You see, Mr Speaker, this is the worst budget in history because it is a timebomb of pain, primed to explode after the election.
The cunning plan is to keep taxes low, and spending high, for the next 14 months. Then, when the Tories get in power: kaboom.
I can see George Osborne going white — OK, whiter. That’s right, son, you’ll inherit an agenda of savage cuts AND tax rises.
This cheers up Gordon Brown no end. He says we’re spending on David Cameron’s Gold Card, because the Tories will be picking up the bill.

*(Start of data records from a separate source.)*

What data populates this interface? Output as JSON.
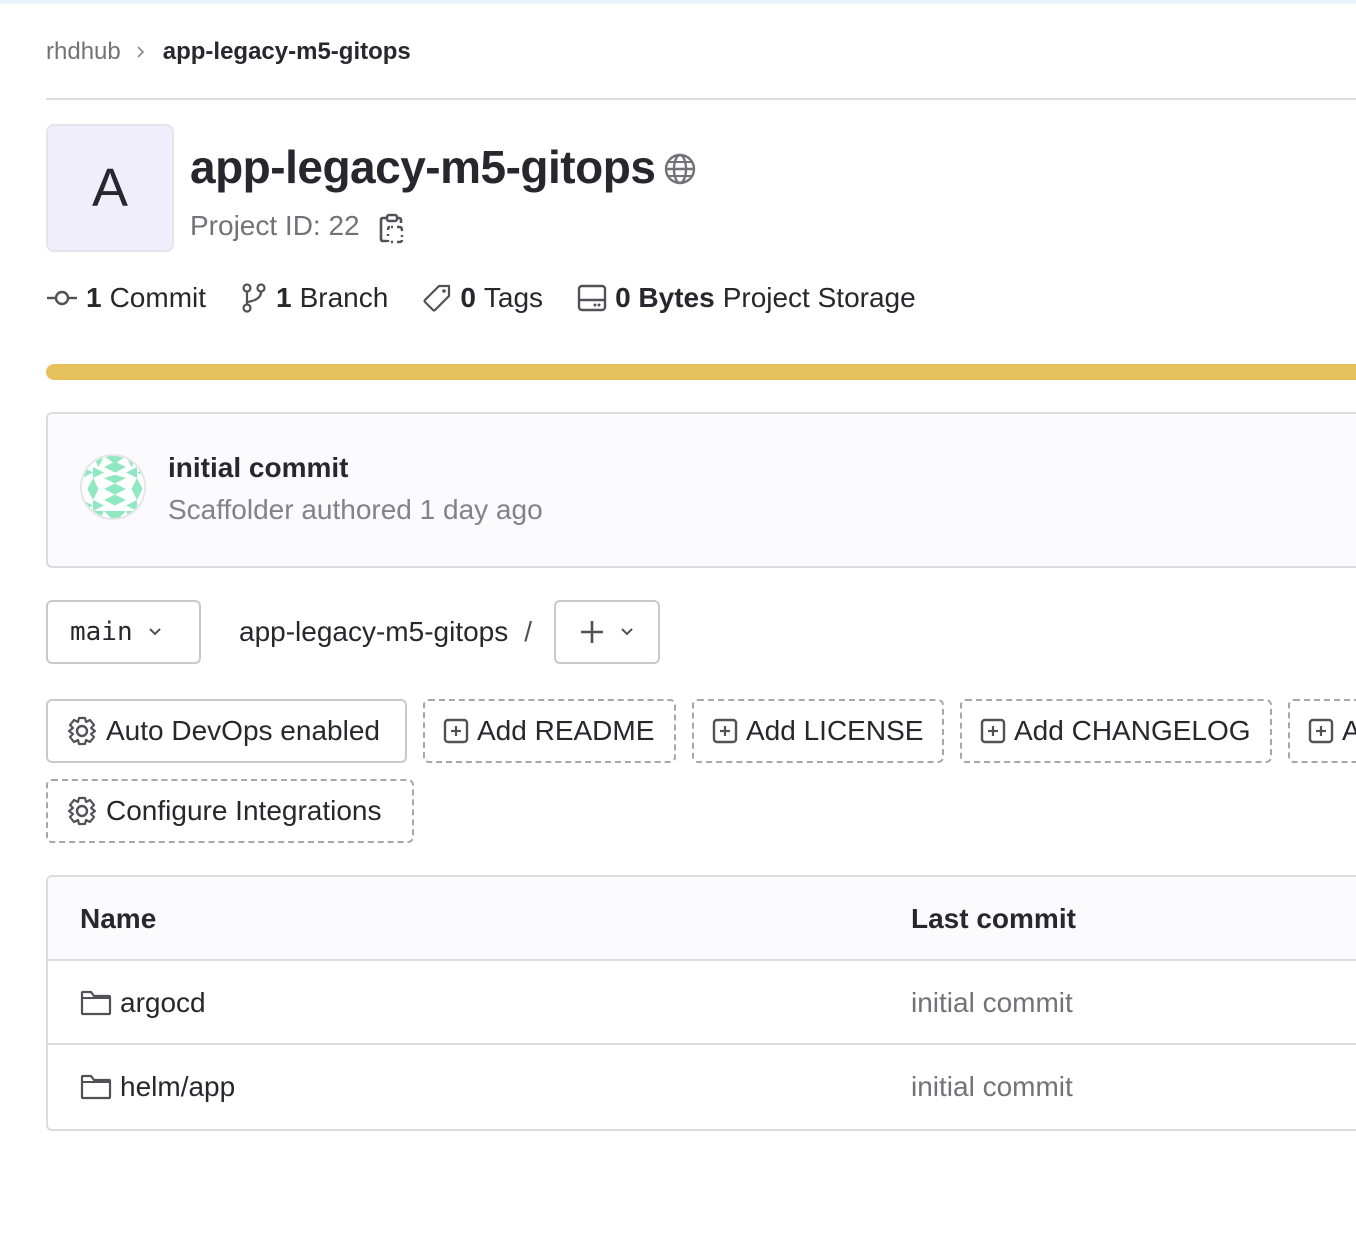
{
  "breadcrumb": {
    "parent": "rhdhub",
    "current": "app-legacy-m5-gitops"
  },
  "project": {
    "avatar_letter": "A",
    "title": "app-legacy-m5-gitops",
    "visibility_icon": "globe-icon",
    "id_label": "Project ID: 22"
  },
  "stats": {
    "commits": {
      "count": "1",
      "label": "Commit",
      "icon": "commit-icon"
    },
    "branches": {
      "count": "1",
      "label": "Branch",
      "icon": "branch-icon"
    },
    "tags": {
      "count": "0",
      "label": "Tags",
      "icon": "tag-icon"
    },
    "storage": {
      "count": "0 Bytes",
      "label": "Project Storage",
      "icon": "storage-icon"
    }
  },
  "language_bar": {
    "color": "#e6c15b",
    "fraction": 1.0
  },
  "last_commit": {
    "title": "initial commit",
    "meta": "Scaffolder authored 1 day ago"
  },
  "ref": {
    "branch": "main",
    "path_root": "app-legacy-m5-gitops",
    "path_sep": "/"
  },
  "actions": {
    "auto_devops": "Auto DevOps enabled",
    "add_readme": "Add README",
    "add_license": "Add LICENSE",
    "add_changelog": "Add CHANGELOG",
    "add_partial": "A",
    "configure_integrations": "Configure Integrations"
  },
  "file_table": {
    "columns": [
      "Name",
      "Last commit"
    ],
    "rows": [
      {
        "name": "argocd",
        "type": "folder",
        "last_commit": "initial commit"
      },
      {
        "name": "helm/app",
        "type": "folder",
        "last_commit": "initial commit"
      }
    ]
  }
}
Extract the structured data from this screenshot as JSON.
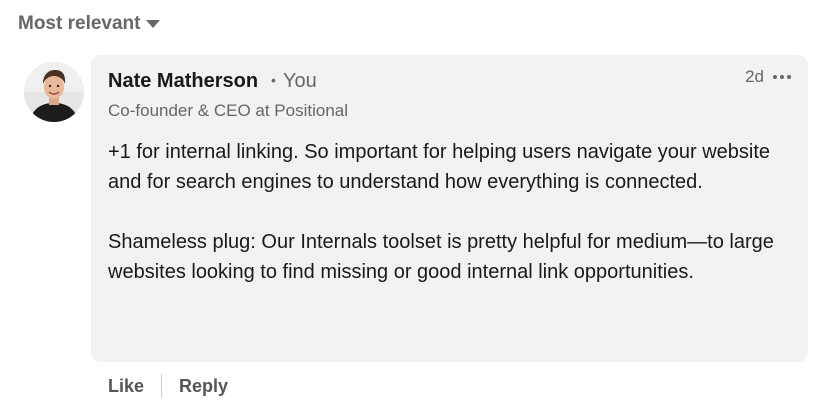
{
  "sort": {
    "label": "Most relevant",
    "caret_icon": "caret-down-icon"
  },
  "comment": {
    "author": {
      "name": "Nate Matherson",
      "separator": "•",
      "relation": "You",
      "headline": "Co-founder & CEO at Positional"
    },
    "time_ago": "2d",
    "paragraphs": [
      "+1 for internal linking. So important for helping users navigate your website and for search engines to understand how everything is connected.",
      "Shameless plug: Our Internals toolset is pretty helpful for medium—to large websites looking to find missing or good internal link opportunities."
    ],
    "actions": {
      "like": "Like",
      "reply": "Reply"
    }
  },
  "colors": {
    "comment_bg": "#f2f2f2",
    "muted_text": "#666666",
    "primary_text": "#191919"
  }
}
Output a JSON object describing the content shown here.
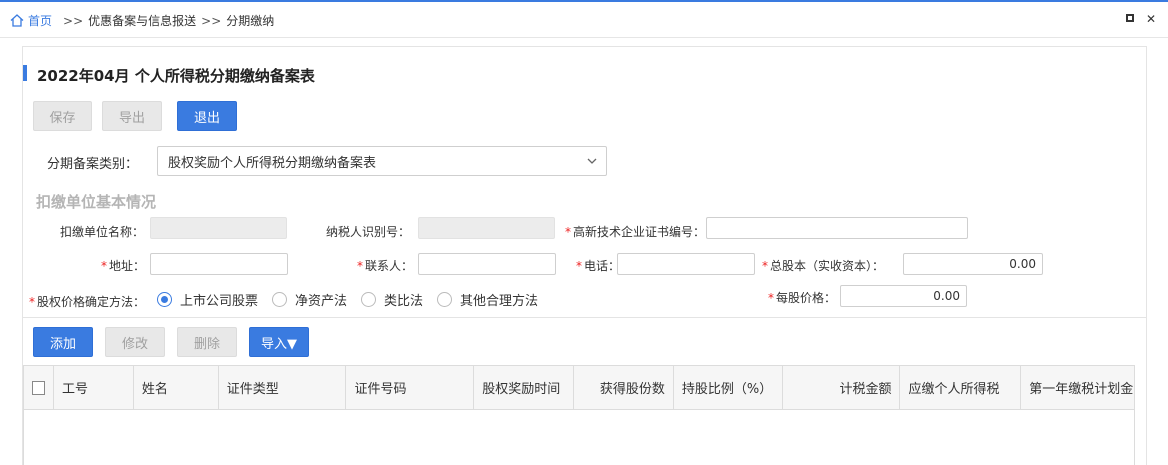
{
  "breadcrumb": {
    "home": "首页",
    "sep1": ">>",
    "level2": "优惠备案与信息报送",
    "sep2": ">>",
    "level3": "分期缴纳"
  },
  "window": {
    "restore_icon": "restore-icon",
    "close_icon": "close-icon"
  },
  "page": {
    "title": "2022年04月  个人所得税分期缴纳备案表",
    "accent_color": "#3a7be0"
  },
  "toolbar": {
    "save": "保存",
    "export": "导出",
    "exit": "退出"
  },
  "category": {
    "label": "分期备案类别：",
    "value": "股权奖励个人所得税分期缴纳备案表"
  },
  "section_title": "扣缴单位基本情况",
  "fields": {
    "withholder_name": {
      "label": "扣缴单位名称：",
      "value": ""
    },
    "taxpayer_id": {
      "label": "纳税人识别号：",
      "value": ""
    },
    "hitech_cert": {
      "label": "高新技术企业证书编号：",
      "value": ""
    },
    "address": {
      "label": "地址：",
      "value": ""
    },
    "contact": {
      "label": "联系人：",
      "value": ""
    },
    "phone": {
      "label": "电话：",
      "value": ""
    },
    "total_capital": {
      "label": "总股本（实收资本）：",
      "value": "0.00"
    },
    "price_method": {
      "label": "股权价格确定方法："
    },
    "price_per_share": {
      "label": "每股价格：",
      "value": "0.00"
    },
    "required_mark": "*"
  },
  "price_methods": [
    {
      "label": "上市公司股票",
      "selected": true
    },
    {
      "label": "净资产法",
      "selected": false
    },
    {
      "label": "类比法",
      "selected": false
    },
    {
      "label": "其他合理方法",
      "selected": false
    }
  ],
  "table_toolbar": {
    "add": "添加",
    "edit": "修改",
    "delete": "删除",
    "import": "导入▼"
  },
  "table": {
    "columns": [
      "工号",
      "姓名",
      "证件类型",
      "证件号码",
      "股权奖励时间",
      "获得股份数",
      "持股比例（%）",
      "计税金额",
      "应缴个人所得税",
      "第一年缴税计划金"
    ],
    "rows": []
  }
}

Except they won’t, Mr Speaker. The taxpayers will. Those hardest hit won’t be Tories, but ordinary families and their pension funds.
Isn’t it strange, Mr Speaker, that Ronnie Biggs is still in prison for the 1963 Great Train Robbery where he nicked £2.6 million. My government raids that from other people’s pension funds EVERY TWO HOURS. But you see, that’s politics — not crime.
What’s the difference? In crime, you take the money and run. In politics you run (for office), then start taking other people’s money.
Oh, there’s another difference. Train robbers get life imprisonment. Wreck the UK economy and you get a life peerage. And for free.
I can feel the unease of Labour colleagues. But repairing our party means facing up to cold, hard facts.
“We used to think that you could spend your way out of a recession. Increase employment by boosting government spending. I tell you in all candour that that option no longer exists.”
Not my words, Mr Speaker, but Jim Callaghan in 1976.
It’s amazing how little we remember in politics. How we keep repeating the same mistakes, over and over again.
Once, New Labour could fool people in Budgets. Spin. Sprinkle stardust. But no more: the people can see straight through it.
Honesty is about the only card we haven’t played. It’s our last hope.
And so I commend this candour to the House.